Anthropogenically elevated nitrogen (N) deposition has induced soil acidification and eutrophication, resulting in nutrient imbalance in many natural and semi-natural ecosystems. In N-limited ecosystems, N deposition can benefit plant growth and increase net primary productivity. With progressive N saturation, excess N inputs will negatively affect plant growth through ecosystem nutrient imbalance. However, this assertion has been less tested in naturally N-rich forest ecosystem. Here we conducted long-term N fertilization experiments (0-150 kg N ha-1 yr-1) in two N-rich tropical forests: Dinghushan mature forest of Southern China and Hawaiian montane rainforest at Kokee Forest Reserve.

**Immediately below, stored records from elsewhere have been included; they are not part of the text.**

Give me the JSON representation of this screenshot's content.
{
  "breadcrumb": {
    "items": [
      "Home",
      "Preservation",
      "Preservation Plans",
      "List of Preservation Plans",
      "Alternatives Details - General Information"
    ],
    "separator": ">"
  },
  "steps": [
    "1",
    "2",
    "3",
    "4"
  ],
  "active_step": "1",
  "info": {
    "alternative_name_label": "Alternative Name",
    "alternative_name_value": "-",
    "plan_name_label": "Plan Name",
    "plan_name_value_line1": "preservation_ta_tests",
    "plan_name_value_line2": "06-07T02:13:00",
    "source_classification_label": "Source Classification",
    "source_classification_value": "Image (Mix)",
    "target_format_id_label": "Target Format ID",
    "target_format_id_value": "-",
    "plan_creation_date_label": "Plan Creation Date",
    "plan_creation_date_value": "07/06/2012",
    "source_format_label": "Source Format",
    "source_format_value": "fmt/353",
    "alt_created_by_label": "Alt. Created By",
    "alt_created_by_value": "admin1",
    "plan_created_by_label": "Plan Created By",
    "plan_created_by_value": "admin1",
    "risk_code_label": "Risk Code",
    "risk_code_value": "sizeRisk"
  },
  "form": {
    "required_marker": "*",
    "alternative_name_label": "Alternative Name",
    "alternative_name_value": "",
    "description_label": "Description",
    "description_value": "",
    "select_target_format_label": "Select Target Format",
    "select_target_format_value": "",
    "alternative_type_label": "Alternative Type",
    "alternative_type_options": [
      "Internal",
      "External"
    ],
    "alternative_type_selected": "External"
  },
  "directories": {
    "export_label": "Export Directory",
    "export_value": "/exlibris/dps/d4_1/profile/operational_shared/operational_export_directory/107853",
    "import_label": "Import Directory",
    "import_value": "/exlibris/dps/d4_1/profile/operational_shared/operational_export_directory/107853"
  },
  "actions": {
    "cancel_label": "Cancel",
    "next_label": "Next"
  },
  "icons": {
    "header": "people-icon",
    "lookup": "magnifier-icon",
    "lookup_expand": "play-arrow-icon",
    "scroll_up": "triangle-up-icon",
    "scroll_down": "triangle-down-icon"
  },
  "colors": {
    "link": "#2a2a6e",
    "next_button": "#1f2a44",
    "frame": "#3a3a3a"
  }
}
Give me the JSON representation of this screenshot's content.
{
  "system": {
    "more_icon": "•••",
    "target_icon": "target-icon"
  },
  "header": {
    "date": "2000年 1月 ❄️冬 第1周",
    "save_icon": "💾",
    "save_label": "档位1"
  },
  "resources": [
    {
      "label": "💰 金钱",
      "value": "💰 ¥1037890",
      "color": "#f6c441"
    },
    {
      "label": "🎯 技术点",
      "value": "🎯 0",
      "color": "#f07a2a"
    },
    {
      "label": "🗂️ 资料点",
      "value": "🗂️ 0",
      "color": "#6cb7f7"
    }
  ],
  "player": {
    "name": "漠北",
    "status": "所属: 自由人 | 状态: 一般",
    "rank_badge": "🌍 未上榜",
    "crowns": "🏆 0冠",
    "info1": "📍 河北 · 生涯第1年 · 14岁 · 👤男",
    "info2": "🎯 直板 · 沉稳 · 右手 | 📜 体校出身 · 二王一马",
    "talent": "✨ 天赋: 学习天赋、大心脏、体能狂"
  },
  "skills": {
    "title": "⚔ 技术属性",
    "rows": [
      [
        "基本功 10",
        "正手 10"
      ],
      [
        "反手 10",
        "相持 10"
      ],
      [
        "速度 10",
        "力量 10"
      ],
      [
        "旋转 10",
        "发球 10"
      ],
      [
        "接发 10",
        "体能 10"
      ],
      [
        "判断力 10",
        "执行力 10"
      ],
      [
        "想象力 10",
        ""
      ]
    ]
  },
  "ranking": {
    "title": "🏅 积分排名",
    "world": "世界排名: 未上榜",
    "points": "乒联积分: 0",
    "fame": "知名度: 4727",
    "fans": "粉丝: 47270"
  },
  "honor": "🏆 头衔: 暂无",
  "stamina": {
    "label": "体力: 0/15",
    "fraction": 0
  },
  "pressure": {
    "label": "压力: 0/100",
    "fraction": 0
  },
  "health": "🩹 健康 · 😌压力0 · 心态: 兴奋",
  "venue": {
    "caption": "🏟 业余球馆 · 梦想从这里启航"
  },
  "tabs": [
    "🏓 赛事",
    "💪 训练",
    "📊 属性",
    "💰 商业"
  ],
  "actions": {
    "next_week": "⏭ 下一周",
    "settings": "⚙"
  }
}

We selected six dominant tree species in Dinghushan mature forest, and one dominant tree species and one dominant understory species in Hawaiian montane rainforest.
Results/Conclusions
In Dinghushan mature forest, we found that long-term (6-10 years) N additions significantly accelerated soil acidification and reduced biologically available cations (especially Ca and Mg) in soil, but plants maintained foliar nutrient supply without significant changes in foliar nutrients such as N,P, K, Ca, Na, and Mg. In Hawaiian montane rainforest, where soil organic carbon and base saturation were significantly higher than Dinghushan mature forest, 26 years of N fertilization (100 kg N ha-1 yr-1) also did not change foliar nutrient status, although soil pH showed a decrease. Accordingly, foliar N/P ratios showed no responses in two forests. Considering no responses of plant growth to long-term N fertilization, these findings may go beyond the popular “Nitrogen saturation hypothesis” developed in temperate forests. We suggest that plants can acclimate to excess nitrogen inputs through two alternative ways in N-rich ecosystems: (1) in soils with low base saturation (e.g., <10%), plant species can increase aboveground transpiration to maintain nutrients supply; and (2) in soils with high base saturation (e.g., >40%), plant species can keep a constant underground nutrient uptake, in spite of soil acidification.